For further information on Psycho-social Research at CATS please contact Professor Antonia Bifulco a.bifulco at mdx.ac.uk.
Antonia Bifulco's full biography.
CATS Criminal justice and online abuse research
The criminal justice component of the CATS centre is directed by criminologist Julia Davidson. It seeks to research and disseminate knowledge on both offenders and victims relevant to criminal justice services and early prevention work at national and international level. A particular focus is on young people’s behaviour online, online child abuse and cybercrime. Recent substantial grants awarded to Prof Davidson include an EC ISEC funded study in 4 EU countries exploring policing and industry practice in the investigation of online child sexual abuse and a project undertaken in collaboration with the Europol Cybercrime Centre exploring young people’s pathways into hacking and a project exploring policy and practice in addressing online child abuse in the MENA region funded by WeProtect. This research has informed child Internet safety policy and practice in the UK, the EU and the Middle East.
Networks and Collaborations
The unique interdisciplinary nature of the Centre allows criminological and socio-legal research to be undertaken in a vibrant academic environment working with many key agencies and organisations, including: Interpol, the US Sentencing Commission, the UN ITU, the Home Office, the National Crime Agency, the Europol Cybercrime Centre(EC3), the UK Council for Child Internet Safety (Prof Davidson chairs the Evidence Group, the Department for Culture, Media and Sport; and the ICC Hague Justice Portal). We also work with many national and international academic partners.

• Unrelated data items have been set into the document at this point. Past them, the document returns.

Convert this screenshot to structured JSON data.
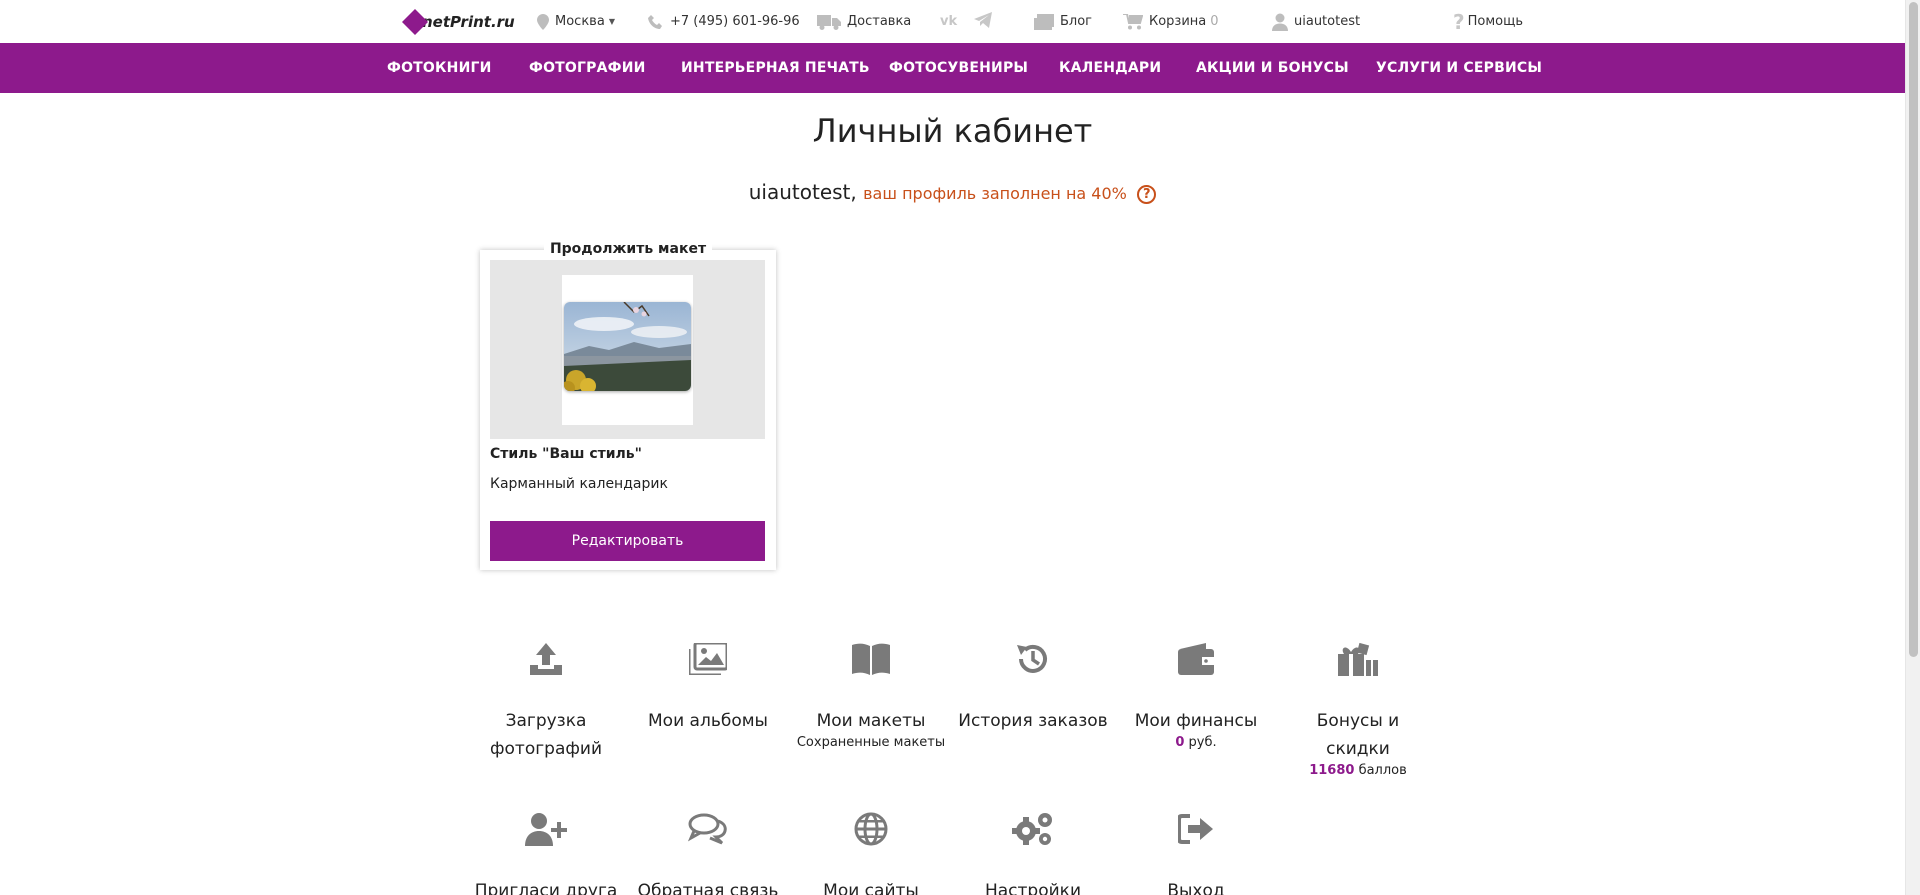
{
  "topbar": {
    "logo_text": "netPrint.ru",
    "city": "Москва",
    "phone": "+7 (495) 601-96-96",
    "delivery": "Доставка",
    "blog": "Блог",
    "cart": "Корзина",
    "cart_count": "0",
    "user": "uiautotest",
    "help": "Помощь"
  },
  "nav": {
    "items": [
      "ФОТОКНИГИ",
      "ФОТОГРАФИИ",
      "ИНТЕРЬЕРНАЯ ПЕЧАТЬ",
      "ФОТОСУВЕНИРЫ",
      "КАЛЕНДАРИ",
      "АКЦИИ И БОНУСЫ",
      "УСЛУГИ И СЕРВИСЫ"
    ]
  },
  "page": {
    "title": "Личный кабинет",
    "username": "uiautotest,",
    "profile_fill": "ваш профиль заполнен на 40%",
    "help_glyph": "?"
  },
  "card": {
    "label": "Продолжить макет",
    "title": "Стиль \"Ваш стиль\"",
    "subtitle": "Карманный календарик",
    "button": "Редактировать"
  },
  "menu": {
    "upload": "Загрузка фотографий",
    "albums": "Мои альбомы",
    "layouts": "Мои макеты",
    "layouts_sub": "Сохраненные макеты",
    "history": "История заказов",
    "finance": "Мои финансы",
    "finance_value": "0",
    "finance_unit": "руб.",
    "bonus": "Бонусы и скидки",
    "bonus_value": "11680",
    "bonus_unit": "баллов",
    "invite": "Пригласи друга",
    "feedback": "Обратная связь",
    "sites": "Мои сайты",
    "settings": "Настройки",
    "logout": "Выход"
  },
  "colors": {
    "brand": "#8d1a8c",
    "accent_orange": "#c8501a",
    "icon_gray": "#7a7a7a"
  }
}
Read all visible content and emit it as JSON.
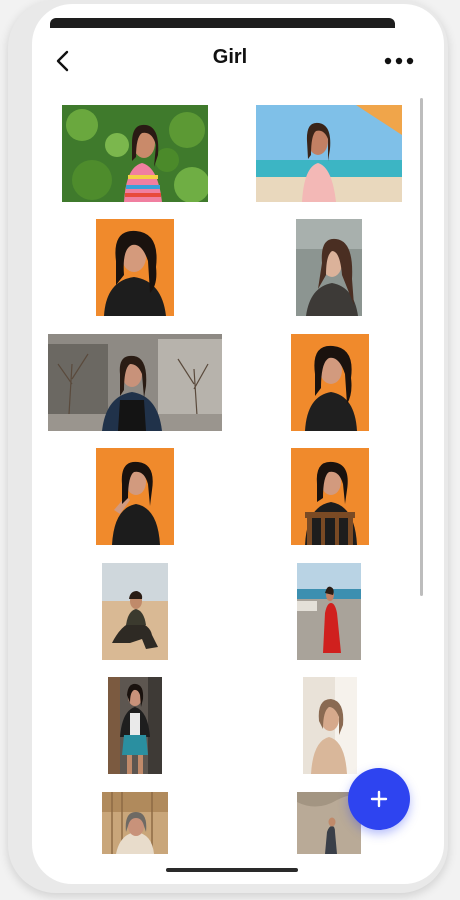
{
  "header": {
    "title": "Girl",
    "back_icon": "chevron-left-icon",
    "more_icon": "more-horizontal-icon"
  },
  "gallery": {
    "photos": [
      {
        "id": "photo-1",
        "subject": "woman-striped-dress-green-leaves"
      },
      {
        "id": "photo-2",
        "subject": "woman-pink-top-beach"
      },
      {
        "id": "photo-3",
        "subject": "woman-orange-backdrop-glasses"
      },
      {
        "id": "photo-4",
        "subject": "woman-long-hair-grey"
      },
      {
        "id": "photo-5",
        "subject": "woman-street-trees-buildings"
      },
      {
        "id": "photo-6",
        "subject": "woman-orange-backdrop-black-top"
      },
      {
        "id": "photo-7",
        "subject": "woman-orange-backdrop-posing"
      },
      {
        "id": "photo-8",
        "subject": "woman-orange-backdrop-chair"
      },
      {
        "id": "photo-9",
        "subject": "woman-sitting-sand"
      },
      {
        "id": "photo-10",
        "subject": "woman-red-dress-waterfront"
      },
      {
        "id": "photo-11",
        "subject": "woman-denim-skirt-street"
      },
      {
        "id": "photo-12",
        "subject": "woman-window-light"
      },
      {
        "id": "photo-13",
        "subject": "woman-hijab-indoor"
      },
      {
        "id": "photo-14",
        "subject": "woman-walking-sand"
      }
    ]
  },
  "fab": {
    "icon": "plus-icon",
    "color": "#2E44F0"
  },
  "colors": {
    "accent": "#2E44F0",
    "orange_backdrop": "#F08A2C"
  }
}
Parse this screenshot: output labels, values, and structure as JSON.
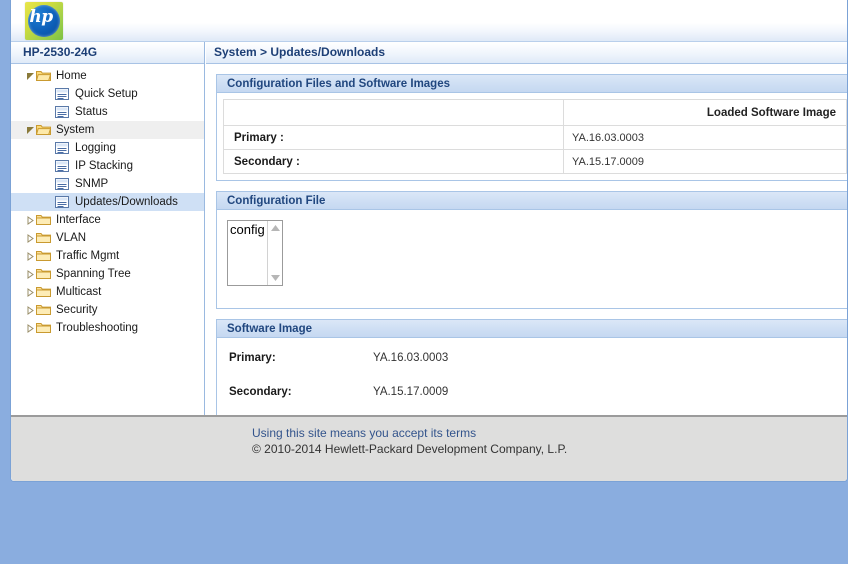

For further information about criminal justice projects at CATS please contact Prof Julia Davidson j.davidson at mdx.ac.uk.
CATS PhD students
Ongoing and recent PhD research includes: Attachment style and disorder in adolescents (Gabbarelli); Child trafficking identification (Dueker); Post Traumatic Stress and emotional disorder in adolescents across communities in conflict zones in Israel (Lawrence, co-funded by One-to-one Israel); The study of partner, and support relationships, attachment and depression in Taiwanese women (Chang), The study of life events, support and attachment style in Malaysian Moslem married and divorced mothers (Abdul Kadir); An exploration of legal issues and online child indecent images (Jenkins); A comparison of legal frameworks on cybercrime in the UK and UAE (Al Antali); Analysis of types of indecent child images held by the police (Aiken); Exploration of social services practice in removing children from parents (Spiwe); Exploration of the effectiveness of sex offender treatment programmes (Flinterman).